Well, because the buffer elements are read/written by different threads, and you don't always have a happens-before relation between a write and a subsequent read. So if the buffer elements were not atomic, you would have a data race.
In case you are interested, you can take a look at my implementation of the chase-lev-deque: https://github.com/mpoeter/xenium/blob/master/xenium/chase_work_stealing_deque.hpp
Update
The problem is that the indexes can wrap around. Suppose a thread calling steal might get suspended after reading top
and bottom
, but before it can read the item from the buffer. If in the meantime the indexes wrap around, the item could be overwritten by some push operation. Therefore the load operation in steal would not have a happens-before relation with that store.

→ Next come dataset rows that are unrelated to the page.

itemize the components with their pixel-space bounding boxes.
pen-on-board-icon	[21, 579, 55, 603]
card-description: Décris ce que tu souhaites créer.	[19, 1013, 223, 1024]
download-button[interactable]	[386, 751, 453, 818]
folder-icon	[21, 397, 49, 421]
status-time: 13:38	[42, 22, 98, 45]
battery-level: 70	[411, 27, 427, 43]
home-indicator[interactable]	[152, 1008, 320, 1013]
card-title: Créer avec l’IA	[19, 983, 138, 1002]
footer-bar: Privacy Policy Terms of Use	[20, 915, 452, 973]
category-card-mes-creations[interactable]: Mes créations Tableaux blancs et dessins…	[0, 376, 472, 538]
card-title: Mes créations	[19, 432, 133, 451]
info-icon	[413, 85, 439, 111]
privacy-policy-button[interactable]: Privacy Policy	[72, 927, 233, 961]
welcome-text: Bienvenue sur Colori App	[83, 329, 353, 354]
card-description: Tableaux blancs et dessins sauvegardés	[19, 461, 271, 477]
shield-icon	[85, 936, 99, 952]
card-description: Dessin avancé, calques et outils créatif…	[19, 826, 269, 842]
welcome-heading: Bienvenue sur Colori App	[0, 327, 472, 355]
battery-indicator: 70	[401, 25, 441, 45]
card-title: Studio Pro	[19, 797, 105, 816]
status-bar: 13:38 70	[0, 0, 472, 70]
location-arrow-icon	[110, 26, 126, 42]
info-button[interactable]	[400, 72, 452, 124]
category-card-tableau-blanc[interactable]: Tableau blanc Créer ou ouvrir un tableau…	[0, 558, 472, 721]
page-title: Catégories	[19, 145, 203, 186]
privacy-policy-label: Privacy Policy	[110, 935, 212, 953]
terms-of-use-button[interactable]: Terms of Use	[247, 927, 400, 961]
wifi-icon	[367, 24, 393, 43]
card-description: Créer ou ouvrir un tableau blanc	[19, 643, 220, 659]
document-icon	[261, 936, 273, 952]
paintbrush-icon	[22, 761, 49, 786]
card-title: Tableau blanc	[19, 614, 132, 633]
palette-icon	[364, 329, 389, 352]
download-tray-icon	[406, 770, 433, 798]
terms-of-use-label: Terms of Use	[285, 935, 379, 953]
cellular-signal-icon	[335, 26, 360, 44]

The standard defines a data race as follows:
The execution of a program contains a data race if it contains two conflicting actions in different threads, at least one of which is not atomic, and neither happens-before the other.
Since the described example does not provide happens-before relation between the read and write operations on the buffer, this would be a data race if the buffer is not atomic. However, atomics can never participate in a data race, so by making buffer atomic, we completely prevent any data races caused by unsynchronized access (even if such operations are relaxed).
Note that this is only necessary to prevent data races for operations on buffer. The actual synchronization between a push and a steal operation happens via the operations on bottom.